During the course of the pandemic, the federal government took drastic steps to preserve jobs, stop foreclosures, pause student loans and halt certain collection activities. Enhanced unemployment benefits provided by several Covid-related programs established by the CARES Act have expired. Eviction moratorium programs for residential tenants have ended. These much-needed programs provided people with necessary relief in response to the pandemic. But as they have phased out, unpaid residential rental obligations, the inability to forestall foreclosure, as well as looming liability on personally guaranteed defaulted business debt will result in long-forestalled collection activities and lawsuits.
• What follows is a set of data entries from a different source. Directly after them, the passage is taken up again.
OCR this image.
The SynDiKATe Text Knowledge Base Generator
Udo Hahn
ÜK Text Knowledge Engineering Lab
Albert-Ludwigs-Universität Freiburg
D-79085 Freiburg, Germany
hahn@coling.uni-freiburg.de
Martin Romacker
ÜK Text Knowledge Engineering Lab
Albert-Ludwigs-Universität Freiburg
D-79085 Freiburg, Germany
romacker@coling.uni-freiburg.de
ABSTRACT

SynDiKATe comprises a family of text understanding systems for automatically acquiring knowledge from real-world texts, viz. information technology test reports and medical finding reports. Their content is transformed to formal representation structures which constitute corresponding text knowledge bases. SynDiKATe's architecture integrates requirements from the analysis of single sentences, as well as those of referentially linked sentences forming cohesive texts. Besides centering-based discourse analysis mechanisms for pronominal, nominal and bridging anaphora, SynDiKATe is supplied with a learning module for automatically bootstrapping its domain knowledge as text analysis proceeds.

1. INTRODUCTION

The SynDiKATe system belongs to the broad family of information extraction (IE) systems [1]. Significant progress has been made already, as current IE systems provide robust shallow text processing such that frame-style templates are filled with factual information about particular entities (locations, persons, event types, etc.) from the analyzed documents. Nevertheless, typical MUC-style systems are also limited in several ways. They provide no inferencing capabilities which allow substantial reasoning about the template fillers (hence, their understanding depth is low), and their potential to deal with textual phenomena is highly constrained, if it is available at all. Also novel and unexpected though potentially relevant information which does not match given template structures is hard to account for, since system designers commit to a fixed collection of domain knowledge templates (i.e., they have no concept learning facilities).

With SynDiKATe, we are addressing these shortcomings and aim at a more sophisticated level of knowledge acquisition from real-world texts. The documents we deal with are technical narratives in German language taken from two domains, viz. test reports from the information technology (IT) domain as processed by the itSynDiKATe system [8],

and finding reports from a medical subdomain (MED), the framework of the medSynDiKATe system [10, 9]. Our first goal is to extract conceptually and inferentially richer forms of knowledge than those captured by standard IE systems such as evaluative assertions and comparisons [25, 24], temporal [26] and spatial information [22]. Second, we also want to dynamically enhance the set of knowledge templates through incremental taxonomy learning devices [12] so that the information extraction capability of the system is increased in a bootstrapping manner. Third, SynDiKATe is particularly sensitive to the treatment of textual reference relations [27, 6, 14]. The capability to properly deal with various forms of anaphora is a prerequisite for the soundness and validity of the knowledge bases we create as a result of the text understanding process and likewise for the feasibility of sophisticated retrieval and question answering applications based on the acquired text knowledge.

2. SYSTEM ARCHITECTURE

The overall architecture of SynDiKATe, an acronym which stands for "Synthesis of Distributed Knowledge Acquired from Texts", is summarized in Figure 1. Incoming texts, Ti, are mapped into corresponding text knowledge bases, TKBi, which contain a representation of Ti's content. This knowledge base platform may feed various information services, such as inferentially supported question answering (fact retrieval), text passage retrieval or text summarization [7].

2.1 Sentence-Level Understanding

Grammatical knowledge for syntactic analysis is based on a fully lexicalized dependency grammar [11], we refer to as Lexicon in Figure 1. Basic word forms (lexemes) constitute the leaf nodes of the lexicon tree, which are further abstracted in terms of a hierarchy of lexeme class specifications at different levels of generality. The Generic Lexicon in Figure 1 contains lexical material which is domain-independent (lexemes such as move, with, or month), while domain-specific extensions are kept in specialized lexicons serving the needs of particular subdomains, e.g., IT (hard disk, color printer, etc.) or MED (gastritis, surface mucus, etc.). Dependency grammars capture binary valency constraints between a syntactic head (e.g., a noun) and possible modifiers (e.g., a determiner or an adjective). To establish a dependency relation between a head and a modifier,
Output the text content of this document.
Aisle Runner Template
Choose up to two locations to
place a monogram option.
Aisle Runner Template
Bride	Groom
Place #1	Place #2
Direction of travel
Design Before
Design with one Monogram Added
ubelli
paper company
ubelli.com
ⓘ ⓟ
In short, creditors have not forgiven debts.

Far from being a way to escape financial obligations, bankruptcy can be seen as an integral part of the financial safety net—like other relief measures- for those who have suffered the most serious and unanticipated financial challenges.  The most common causes of personal bankruptcy traditionally include job loss, medical debt and divorce. As the pandemic subsides, bankruptcy triggers will often be different because of the far-reaching impacts of the pandemic, some of which are still unknown.

Bankruptcy options to be weighed include a straightforward Chapter 7, a Chapter 13 reorganization, a traditional Chapter 11 reorganization, and a Subchapter V Chapter 11 Small Business reorganization. Each client’s unique set of facts and circumstances will determine the best bankruptcy (or potentially non-bankruptcy) strategy.